Comme les évangiles, comme les épîtres de Paul, les autres livres du N.T. ne connaissent et n'indiquent d'autre principe de salut que la libre grâce de Dieu (Ac 13:43 15:11 20:24 32,1Pi 1:13 5:12, Heb 12:15 13:9 etc.).

II

La mystique chrétienne se sert du mot de « grâce » pour traduire et unifier la multiplicité, la diversité des éléments : confiance, conviction, assurance, certitude, communion, qui culminent dans l'expérience religieuse. Le croyant qui, assuré d'être sauvé en Jésus-Christ, se sent, par lui aussi, uni à Dieu d'une union par instants perceptible et sensible, pénétré, conduit, illuminé par l'Esprit, est dit « en état de grâce ». Sans doute, il y a de vaines rêveries mystiques, comme il y a d'inutiles paradoxes dogmatiques, également étrangers à l'enseignement du N.T. Mais le fait, pour le chrétien, de percevoir qu'il est dirigé d'En-haut est un fait biblique, et ce sont des expressions bibliques émanant de l'expérience,'telles que celles-ci : « être ce que l'on est par la grâce de Dieu » (1Co 15:10), « se conduire par la grâce de Dieu » (2Co 1:12), « être sous la grâce » (Ro 6:14), « chanter dans la grâce » (Col 3:16), etc. Le mot revêt ici, du point de vue humain, sa portée la plus haute, sa signification la plus profonde. Les dons sans nombre et sans limites de l'amour du Père s'expérimentent dans la. vie, en quelque mesure supraterrestre, où l'homme possède pardon, lumière, force, félicité, où l'Esprit saint rend témoignage à son esprit qu'il est enfant de Dieu (Ro 8:6). Et l'homme éprouve bien que cette plénitude, cette béatitude lui viennent de Dieu seul, que jamais le mot de « grâce » ne comporte de plus évidente manière la gratuité absolue de l'amour divin comme dans l'état de grâce où il comprend et saisit le mieux cet amour.

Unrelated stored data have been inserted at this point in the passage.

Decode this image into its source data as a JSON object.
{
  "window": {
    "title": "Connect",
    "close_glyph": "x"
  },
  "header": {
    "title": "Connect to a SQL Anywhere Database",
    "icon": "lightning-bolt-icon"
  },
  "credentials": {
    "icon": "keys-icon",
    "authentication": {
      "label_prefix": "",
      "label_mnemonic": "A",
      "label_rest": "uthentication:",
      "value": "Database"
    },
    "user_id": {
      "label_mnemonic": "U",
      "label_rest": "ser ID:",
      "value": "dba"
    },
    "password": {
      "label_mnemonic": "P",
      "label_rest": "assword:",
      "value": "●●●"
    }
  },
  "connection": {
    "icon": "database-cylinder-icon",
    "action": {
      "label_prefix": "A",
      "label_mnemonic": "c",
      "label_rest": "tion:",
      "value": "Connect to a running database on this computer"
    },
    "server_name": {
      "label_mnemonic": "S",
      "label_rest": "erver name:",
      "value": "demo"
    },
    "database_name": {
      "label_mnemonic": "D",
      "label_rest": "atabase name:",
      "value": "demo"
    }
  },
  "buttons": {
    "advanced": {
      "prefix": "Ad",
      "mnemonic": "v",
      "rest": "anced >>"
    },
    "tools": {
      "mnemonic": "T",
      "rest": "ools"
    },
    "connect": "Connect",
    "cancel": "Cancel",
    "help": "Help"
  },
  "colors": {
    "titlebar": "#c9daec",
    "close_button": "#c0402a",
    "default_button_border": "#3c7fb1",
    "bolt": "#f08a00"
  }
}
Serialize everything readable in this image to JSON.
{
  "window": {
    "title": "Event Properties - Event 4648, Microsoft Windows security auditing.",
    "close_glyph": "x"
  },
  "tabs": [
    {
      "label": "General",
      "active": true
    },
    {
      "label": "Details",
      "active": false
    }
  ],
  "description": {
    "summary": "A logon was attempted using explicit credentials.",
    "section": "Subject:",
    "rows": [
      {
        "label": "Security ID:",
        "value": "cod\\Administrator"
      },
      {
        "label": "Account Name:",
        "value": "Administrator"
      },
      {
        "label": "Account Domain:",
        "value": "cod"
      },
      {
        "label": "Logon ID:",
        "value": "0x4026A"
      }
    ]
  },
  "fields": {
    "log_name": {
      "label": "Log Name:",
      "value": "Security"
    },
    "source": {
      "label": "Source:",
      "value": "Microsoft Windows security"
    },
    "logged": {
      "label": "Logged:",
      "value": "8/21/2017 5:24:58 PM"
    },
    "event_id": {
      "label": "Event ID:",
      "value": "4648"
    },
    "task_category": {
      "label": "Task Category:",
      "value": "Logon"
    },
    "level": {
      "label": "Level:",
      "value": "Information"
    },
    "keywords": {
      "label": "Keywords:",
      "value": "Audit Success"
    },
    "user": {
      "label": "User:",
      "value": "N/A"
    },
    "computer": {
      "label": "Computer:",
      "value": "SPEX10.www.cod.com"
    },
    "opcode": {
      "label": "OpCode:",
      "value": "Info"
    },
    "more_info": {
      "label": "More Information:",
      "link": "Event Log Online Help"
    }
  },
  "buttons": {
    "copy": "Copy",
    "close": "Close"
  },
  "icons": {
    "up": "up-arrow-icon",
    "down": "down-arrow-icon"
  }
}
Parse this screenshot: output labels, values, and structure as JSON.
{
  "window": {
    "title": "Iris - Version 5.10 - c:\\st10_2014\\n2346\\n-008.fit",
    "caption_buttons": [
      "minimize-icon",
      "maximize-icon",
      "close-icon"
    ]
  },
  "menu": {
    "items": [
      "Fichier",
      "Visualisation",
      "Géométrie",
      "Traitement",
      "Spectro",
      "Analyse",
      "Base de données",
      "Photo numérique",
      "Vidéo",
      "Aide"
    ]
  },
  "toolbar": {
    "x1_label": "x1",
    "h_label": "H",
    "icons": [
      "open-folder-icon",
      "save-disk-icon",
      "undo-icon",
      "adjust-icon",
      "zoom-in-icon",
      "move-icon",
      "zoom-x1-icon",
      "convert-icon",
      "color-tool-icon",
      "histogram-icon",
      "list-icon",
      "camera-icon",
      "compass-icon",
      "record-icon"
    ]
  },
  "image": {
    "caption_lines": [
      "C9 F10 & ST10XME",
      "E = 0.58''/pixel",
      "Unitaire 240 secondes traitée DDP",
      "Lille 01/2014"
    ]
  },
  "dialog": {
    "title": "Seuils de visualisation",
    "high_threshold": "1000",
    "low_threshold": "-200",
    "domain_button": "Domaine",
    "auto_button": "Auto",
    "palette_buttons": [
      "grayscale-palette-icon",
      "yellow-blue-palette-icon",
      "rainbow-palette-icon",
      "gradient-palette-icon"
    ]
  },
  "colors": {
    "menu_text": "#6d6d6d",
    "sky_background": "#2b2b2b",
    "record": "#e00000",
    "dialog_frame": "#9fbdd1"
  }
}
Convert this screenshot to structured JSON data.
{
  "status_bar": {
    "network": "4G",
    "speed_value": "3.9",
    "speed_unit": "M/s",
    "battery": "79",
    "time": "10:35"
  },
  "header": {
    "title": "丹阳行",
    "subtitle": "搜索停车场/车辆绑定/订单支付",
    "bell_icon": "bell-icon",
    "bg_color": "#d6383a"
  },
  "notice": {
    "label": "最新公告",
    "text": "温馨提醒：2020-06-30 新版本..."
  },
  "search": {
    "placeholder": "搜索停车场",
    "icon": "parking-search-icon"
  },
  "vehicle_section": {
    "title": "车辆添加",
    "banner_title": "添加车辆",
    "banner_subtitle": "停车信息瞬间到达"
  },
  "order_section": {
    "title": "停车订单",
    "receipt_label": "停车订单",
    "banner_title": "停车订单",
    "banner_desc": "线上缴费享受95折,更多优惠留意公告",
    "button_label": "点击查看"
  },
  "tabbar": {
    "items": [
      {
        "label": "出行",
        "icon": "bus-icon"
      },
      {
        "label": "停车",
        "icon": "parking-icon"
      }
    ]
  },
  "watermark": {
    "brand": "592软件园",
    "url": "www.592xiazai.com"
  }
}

D'autre part, l'homme ressent que cet état, la plupart du temps, est passager. Et dans les heures moins pleines de la présence de Dieu, parfois même vides de cette présence, il n'estime pas que la grâce divine a des variations d'intensité, de puissance, mais c'est lui, l'homme, qui est moins susceptible de la recevoir, moins ouvert à son influence ; la grâce de Dieu est constante, la réceptivité de l'homme est changeante ; si changeante que le croyant peut « déchoir de la grâce » (Ga 5:4). Ainsi, au centre même des relations avec Dieu, dans la manifestation la plus nette de l'amour de Dieu, au summum de la grâce, l'homme est amené à constater que si « toute grâce excellente et tout don parfait descendent d'En-haut, du Père des lumières en qui il n'y a ni modification, ni ombre de changement » (Jas 1:17), cependant il est lui-même pour quelque chose dans la communication de l'amour divin, dans la proportion de la grâce dispensée. D'un témoignage pareil dans sa diversité, les évangiles et les épîtres font dépendre l'appel au salut, la conversion, la sanctification, la félicité, toutes les grâces et toute la grâce, de la seule volonté souveraine de Dieu ; et d'un témoignage non moins unanime, les évangiles et les épîtres mettent l'homme en demeure de vouloir, pour entendre la voix divine, être sauvé, progresser, vivre la véritable vie, recevoir toutes les grâces et toute la grâce.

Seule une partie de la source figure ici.